Auch der Förderfonds der TU Graz ist eine großartige Möglichkeit für Lehrende, in Zusammenarbeit mit Partneruniversitäten gemeinsame Lehrangebote zu entwickeln und finanzielle Unterstützung zu erhalten. Die Bewerbungsfrist läuft noch bis zum 15. April.

Einen Überblick über Fördermöglichkeiten und Ressourcen für internationale, kollaborative Lehre an der TU Graz finden Lehrende im Intranet TU4U.

Die Servicestellen der TU Graz (International Office – Welcome Center, Lehr- und Lerntechnologien, etc.) haben mir von der ersten Idee für neue Lehrveranstaltungen, bis hin zur Abhaltung und Nachbereitung unterstützt, sodass ich jedem nur empfehlen kann, hier anzuklopfen!

Sie sind interessiert an gemeinsamer Lehre mit Kolleg*innen des Unite! Netzwerks? Wir unterstützen Sie dabei!

Das International Office – Welcome Center (unitenoSpam@tugraz.at) unterstützt Sie bei Fragen zu Fördermöglichkeiten und administrativen Rahmenbedingungen.

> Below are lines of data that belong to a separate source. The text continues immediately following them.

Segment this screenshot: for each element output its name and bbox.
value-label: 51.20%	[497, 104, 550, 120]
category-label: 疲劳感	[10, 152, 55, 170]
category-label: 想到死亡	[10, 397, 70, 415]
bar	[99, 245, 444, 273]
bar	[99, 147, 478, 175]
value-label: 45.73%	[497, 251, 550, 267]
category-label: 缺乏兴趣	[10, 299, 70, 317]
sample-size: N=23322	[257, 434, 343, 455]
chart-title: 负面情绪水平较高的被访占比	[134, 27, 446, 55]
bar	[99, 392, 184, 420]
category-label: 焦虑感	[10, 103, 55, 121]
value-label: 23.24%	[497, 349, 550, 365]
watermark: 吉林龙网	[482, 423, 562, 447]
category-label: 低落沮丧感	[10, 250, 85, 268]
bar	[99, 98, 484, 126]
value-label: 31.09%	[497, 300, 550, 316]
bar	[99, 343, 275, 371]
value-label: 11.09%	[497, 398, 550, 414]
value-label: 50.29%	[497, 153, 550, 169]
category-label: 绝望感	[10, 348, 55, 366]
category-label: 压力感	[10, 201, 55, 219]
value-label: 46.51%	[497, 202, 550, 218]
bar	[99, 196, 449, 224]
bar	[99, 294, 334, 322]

Die Teaching Academy (teachingacademynoSpam@tugraz.at) steht Ihnen bei der didaktischen Planung und Umsetzung zur Seite.

Das Team der Lehr- und Lerntechnologien berät Sie zur technischen Umsetzung von digitaler/hybrider Lehre (telucationnoSpam@tugraz.at).

 

Daniel Fruhwirt ist Laufbahnstelleninhaber am Institut für Thermodynamik und nachhaltige Antriebsysteme und engagiert sich seit 2022 in internationalen Lehrkooperationen. Seither sind vier gemeinsame Lehrveranstaltungen mit Unite! Partnern, aus dem Themenbereich Sicherheit und Auswirkungen des Verkehrs entstanden.